Mahesh Uppal: The minister’s proposal for cheaper NLD and ILD licences is, of course, linked to the OneIndia plan. However, OneIndia needs to be achieved more carefully than is being proposed. The top-down approach is never the best in a competitive market and can cause many distortions. The ideal way is to reconcile the current NLD and ILD licences with the new licence regime after computing the impact on the existing players. Long distance markets do not present complex policy or regulatory issues although the rather contradictory access deficit charge regime artificially raises long distance charges. Once it is merged with the Universal Service Obligation Fund, as many have advocated, the NLD/ILD licence fees could be removed altogether, as in most liberal markets. Then, as in other competitive markets, our market too will deliver a flat rate across the country.
If rollout obligations are waived, will there be any incentive to cover the rural areas?
Arun Gupta: Any change in the rollout obligations would not impact reach to the rural areas since even today, it is the access provider who serves the rural areas though they may use the infrastructure of the NLDO.
Vishal Malhotra: The proposed “waiver” of the rollout norms would cast no obligations on long distance operators to extend their network to non-profitable rural areas. To address this, the government could consider extending the deadline for fulfilling the rollout obligations instead of waiving them completely for new operators.
Archana Sassan: Rural teledensity continues to lag behind the urban areas by an embarrassingly huge margin even today. Rural teledensity is just about 2 per cent while urban teledensity is 31. In metros like Delhi and Mumbai, the teledensity is 40-50 per cent.
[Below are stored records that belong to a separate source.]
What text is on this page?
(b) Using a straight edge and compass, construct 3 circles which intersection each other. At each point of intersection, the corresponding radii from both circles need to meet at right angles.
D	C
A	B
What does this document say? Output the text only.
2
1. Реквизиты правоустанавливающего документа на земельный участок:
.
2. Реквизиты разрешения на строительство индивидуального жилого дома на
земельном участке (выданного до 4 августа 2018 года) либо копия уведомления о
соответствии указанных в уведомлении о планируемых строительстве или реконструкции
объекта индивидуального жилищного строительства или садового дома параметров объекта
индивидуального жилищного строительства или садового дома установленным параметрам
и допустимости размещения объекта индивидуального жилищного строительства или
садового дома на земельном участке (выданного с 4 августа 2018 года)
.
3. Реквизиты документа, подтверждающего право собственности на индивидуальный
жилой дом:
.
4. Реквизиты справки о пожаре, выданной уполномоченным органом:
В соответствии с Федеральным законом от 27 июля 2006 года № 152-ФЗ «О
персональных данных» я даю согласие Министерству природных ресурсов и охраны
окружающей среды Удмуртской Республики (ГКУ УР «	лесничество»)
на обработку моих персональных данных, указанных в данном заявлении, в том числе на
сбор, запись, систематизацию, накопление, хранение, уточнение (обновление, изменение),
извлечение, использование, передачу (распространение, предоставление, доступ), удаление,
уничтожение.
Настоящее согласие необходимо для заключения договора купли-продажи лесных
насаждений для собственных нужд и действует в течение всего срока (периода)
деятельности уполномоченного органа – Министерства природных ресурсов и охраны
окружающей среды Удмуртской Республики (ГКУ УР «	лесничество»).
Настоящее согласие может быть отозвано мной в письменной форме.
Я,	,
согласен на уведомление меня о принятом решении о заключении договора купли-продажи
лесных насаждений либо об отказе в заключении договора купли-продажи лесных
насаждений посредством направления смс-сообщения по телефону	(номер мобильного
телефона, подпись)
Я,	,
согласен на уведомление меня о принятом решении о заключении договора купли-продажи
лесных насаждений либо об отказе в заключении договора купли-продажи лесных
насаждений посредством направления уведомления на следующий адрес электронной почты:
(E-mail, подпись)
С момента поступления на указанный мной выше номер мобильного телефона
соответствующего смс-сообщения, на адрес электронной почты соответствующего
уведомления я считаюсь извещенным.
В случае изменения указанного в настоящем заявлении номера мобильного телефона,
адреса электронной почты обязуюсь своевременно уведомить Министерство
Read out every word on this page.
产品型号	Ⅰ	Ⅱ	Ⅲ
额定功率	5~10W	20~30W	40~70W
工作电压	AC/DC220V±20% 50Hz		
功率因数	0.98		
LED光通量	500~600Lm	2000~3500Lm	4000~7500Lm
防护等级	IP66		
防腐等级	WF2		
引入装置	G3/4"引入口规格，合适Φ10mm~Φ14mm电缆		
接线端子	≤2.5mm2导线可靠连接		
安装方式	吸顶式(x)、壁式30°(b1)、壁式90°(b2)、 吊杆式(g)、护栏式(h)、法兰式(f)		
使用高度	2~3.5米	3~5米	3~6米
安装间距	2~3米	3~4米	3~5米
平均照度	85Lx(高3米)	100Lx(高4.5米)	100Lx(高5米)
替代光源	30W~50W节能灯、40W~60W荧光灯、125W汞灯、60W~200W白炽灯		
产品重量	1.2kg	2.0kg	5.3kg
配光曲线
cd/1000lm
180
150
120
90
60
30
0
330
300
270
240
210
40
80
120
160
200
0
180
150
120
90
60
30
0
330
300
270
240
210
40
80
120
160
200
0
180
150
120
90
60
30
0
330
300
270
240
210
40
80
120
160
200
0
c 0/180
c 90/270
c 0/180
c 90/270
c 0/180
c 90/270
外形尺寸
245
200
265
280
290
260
Operators do not prefer to roll out their networks in low-income rural areas because they find it difficult to fund their expansion due to inadequate returns/profits. This has led to a huge “digital divide”, and a new class of technology haves and have-nots.
If India has to achieve the goal of bringing a quarter of its population under the telecom network by 2007, it has to achieve an overall teledensity of 22.98 per cent (rural teledensity of 15 per cent and urban teledensity of 31 per cent).
Under these circumstances, relaxation of rollout obligations would be a major setback and would enable non-serious players to enter the market.
Private players with solely commercial interests would not contemplate investing in the rural areas. Hence, to ensure some increase in rural teledensity, it is important that rollout obligations are not relaxed for any operator ?? existing or new. The government may also consider implementing universal service obligations more effectively.
Rajat Sharma: Current market forces and business cases will not tempt any telecom player to go to the rural areas and incur high costs in return for low revenues. The incentive has to be engineered by the government, for example, the USO Fund should be aggressively allocated and released to players to ensure investment in infrastructure for rural connectivity.
Mahesh Uppal: The rollout obligation in NLD/ILD licences has little to do with rural communications where the problem is the missing “last mile” to the end-user. If anything, a fully deregulated NLD/ILD market will especially help rural users. There are few phones in rural areas that anyone could possibly call. So, low local call rates help urban people much more. This is often missed. The calls made from villages are predominantly long distance, usually to get in touch with members of families who have left their villages to earn a livelihood far away within the country or overseas.